Menurut Marsuni (2006:37-38), kebijakan perpajakan dapat dirumuskan sebagai:

1. Suatu pilihan atau keputusan yang diambil oleh pemerintah dalam rangka menunjang penerimaan negara dan menciptakan kondisi ekonomi yang kondusif.

2. Suatu tindakan pemerintah dalam rangka memungut pajak guna memenuhi kebutuhan dana untuk keperluan negara.

3. Suatu keputusan yang diambil pemerintah dalam rangka meningkatkan penerimaan negara dari sektor pajak untuk menyelesaikan kebutuhan dana bagi negara.

2.1.3 Evaluasi Kebijakan

Evaluasi adalah kegiatan untuk menilai tingkat kinerja suatu kebijakan. Evaluasi baru dapat dilakukan kalau suatu kebijakan sudah berjalan cukup waktu. Memang tidak ada batasan waktu yang pasti kapan sebuah kebijakan dapat dievaluasi. Misalnya untuk dapat mengetahui outcome, dan dampak suatu kebijakansudah tentu diperlukan waktu tertentu, misalnya 2 tahun semenjak kebijakan itu diimplementasikan.

Menurut Ripley (dalam Tangkilisan 2003:26) mengemukakan bahwa evaluasi yang dilakukan terhadap suatu tindakan kebijakan sesungguhnya merupakan evaluasi terhadap implementasinya, kemudian bagaimana kepatuhan dari kelompok-kelompok ketika proses implementasi berlangsung dan terakhir bagaimana prospek ke depan dari dampak kebijakan tersebut. Sejalan dengan itu pada hakekatnya suatu kebijakan publik mempunyai maksud untuk mencapai tujuan, oleh karena itu evaluasi kebijakan pada dasarnya harus dapat memperjelas seberapa jauh kebijakan dan implementasinya telah dapat mendekati tujuan (Bryant dan White dalam Tangkilisan 2003:26).
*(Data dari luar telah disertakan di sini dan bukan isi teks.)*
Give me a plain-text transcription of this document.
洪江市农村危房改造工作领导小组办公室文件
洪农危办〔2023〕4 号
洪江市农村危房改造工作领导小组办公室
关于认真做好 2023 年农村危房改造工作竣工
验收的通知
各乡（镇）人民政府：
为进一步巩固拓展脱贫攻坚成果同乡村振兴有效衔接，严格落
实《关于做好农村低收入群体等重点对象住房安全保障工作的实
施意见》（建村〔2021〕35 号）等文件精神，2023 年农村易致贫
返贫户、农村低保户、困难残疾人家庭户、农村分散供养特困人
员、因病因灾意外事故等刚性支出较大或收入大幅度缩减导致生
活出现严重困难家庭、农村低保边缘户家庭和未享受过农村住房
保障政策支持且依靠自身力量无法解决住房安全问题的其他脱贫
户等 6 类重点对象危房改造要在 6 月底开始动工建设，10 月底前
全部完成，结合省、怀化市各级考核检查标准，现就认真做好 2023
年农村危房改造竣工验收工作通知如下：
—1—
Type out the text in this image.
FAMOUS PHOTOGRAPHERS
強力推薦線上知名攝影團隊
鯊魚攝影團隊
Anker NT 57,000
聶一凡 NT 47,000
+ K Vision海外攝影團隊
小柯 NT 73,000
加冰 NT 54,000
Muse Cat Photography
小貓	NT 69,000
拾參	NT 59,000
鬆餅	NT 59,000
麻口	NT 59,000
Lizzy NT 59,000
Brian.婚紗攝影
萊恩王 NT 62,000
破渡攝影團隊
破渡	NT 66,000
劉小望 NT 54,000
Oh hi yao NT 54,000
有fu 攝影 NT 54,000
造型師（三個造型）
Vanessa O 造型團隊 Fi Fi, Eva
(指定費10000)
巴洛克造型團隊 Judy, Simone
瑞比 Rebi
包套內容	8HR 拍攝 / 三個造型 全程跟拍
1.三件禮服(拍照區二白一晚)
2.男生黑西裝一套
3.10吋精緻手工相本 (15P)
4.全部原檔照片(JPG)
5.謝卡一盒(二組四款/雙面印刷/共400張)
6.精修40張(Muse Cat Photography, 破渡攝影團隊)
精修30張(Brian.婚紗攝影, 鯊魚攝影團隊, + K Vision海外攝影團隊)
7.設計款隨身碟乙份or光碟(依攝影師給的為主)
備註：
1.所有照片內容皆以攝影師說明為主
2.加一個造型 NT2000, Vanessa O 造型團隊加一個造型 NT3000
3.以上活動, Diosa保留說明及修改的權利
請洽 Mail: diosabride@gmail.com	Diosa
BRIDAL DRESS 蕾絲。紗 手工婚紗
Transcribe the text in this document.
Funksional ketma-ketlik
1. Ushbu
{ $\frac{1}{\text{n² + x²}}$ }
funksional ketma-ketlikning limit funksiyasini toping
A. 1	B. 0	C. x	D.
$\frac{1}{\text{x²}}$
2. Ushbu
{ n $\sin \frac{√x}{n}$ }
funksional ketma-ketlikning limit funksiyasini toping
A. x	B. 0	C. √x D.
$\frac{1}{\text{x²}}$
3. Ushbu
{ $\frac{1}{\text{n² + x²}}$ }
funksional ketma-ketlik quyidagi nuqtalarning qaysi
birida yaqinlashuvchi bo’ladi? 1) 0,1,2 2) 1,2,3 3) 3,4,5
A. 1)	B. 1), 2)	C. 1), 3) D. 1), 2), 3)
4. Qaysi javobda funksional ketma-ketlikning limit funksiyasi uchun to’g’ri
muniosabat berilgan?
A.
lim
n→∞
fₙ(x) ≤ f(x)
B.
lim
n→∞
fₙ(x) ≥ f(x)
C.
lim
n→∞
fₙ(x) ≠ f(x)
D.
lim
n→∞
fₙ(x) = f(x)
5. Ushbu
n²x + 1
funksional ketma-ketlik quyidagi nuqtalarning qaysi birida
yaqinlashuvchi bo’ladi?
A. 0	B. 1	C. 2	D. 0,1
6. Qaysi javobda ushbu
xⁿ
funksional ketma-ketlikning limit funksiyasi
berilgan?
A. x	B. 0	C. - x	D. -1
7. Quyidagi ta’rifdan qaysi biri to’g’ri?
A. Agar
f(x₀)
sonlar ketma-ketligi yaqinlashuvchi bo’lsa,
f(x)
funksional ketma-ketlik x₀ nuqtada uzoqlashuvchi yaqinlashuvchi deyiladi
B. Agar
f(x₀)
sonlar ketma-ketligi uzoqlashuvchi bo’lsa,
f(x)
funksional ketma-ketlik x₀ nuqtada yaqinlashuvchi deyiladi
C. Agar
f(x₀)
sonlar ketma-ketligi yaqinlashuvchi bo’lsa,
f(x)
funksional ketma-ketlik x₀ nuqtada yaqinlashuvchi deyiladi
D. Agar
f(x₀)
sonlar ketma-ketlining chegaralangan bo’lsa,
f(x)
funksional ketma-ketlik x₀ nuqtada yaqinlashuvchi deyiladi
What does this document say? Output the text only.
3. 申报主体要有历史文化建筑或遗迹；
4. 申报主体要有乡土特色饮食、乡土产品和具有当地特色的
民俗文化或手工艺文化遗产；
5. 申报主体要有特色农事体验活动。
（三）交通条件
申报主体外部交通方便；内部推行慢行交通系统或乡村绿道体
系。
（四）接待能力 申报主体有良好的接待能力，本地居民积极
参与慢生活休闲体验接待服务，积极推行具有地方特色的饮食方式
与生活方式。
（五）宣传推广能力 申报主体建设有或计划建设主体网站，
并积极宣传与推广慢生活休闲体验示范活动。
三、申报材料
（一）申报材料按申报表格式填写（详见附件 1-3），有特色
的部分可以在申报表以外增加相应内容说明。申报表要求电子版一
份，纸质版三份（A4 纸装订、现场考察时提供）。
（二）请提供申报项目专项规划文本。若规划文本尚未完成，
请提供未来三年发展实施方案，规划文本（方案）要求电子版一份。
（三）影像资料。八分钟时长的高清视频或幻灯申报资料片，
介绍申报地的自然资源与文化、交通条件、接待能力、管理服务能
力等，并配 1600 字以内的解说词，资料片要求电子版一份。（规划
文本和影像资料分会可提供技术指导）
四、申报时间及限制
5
Adapun prosedur evaluasi menurut Umar (2002:34) bahwa proses suatu evaluasi pada umumnya memiliki tahapan-tahapannya sendiri, walaupun tidak selalu sama tetapi yang lebih penting adalah bahwa prosesnya sejalan dengan fungsi evaluasi itu sendiri. Adapun proses evaluasi meliputi menemukan apa yang akan dievaluasi, merancang desain kegiatan evaluasi, pengumpulan , pengelolahan dan analisis data, dan laporan hasil evaluasi. Bahkan masih dalam buku

Tangkilisan (2003:27) dinyatakan bahwa evaluasi kebijakan publik dapat dibedakan atas tiga bagian, yaitu:

1) Tipe evaluasi proses (process evaluation), dimana evaluasi dilakukan dengan memusatkan perhatian pada pertanyaan bagaimana program dilaksanakan?(How did the program operate?).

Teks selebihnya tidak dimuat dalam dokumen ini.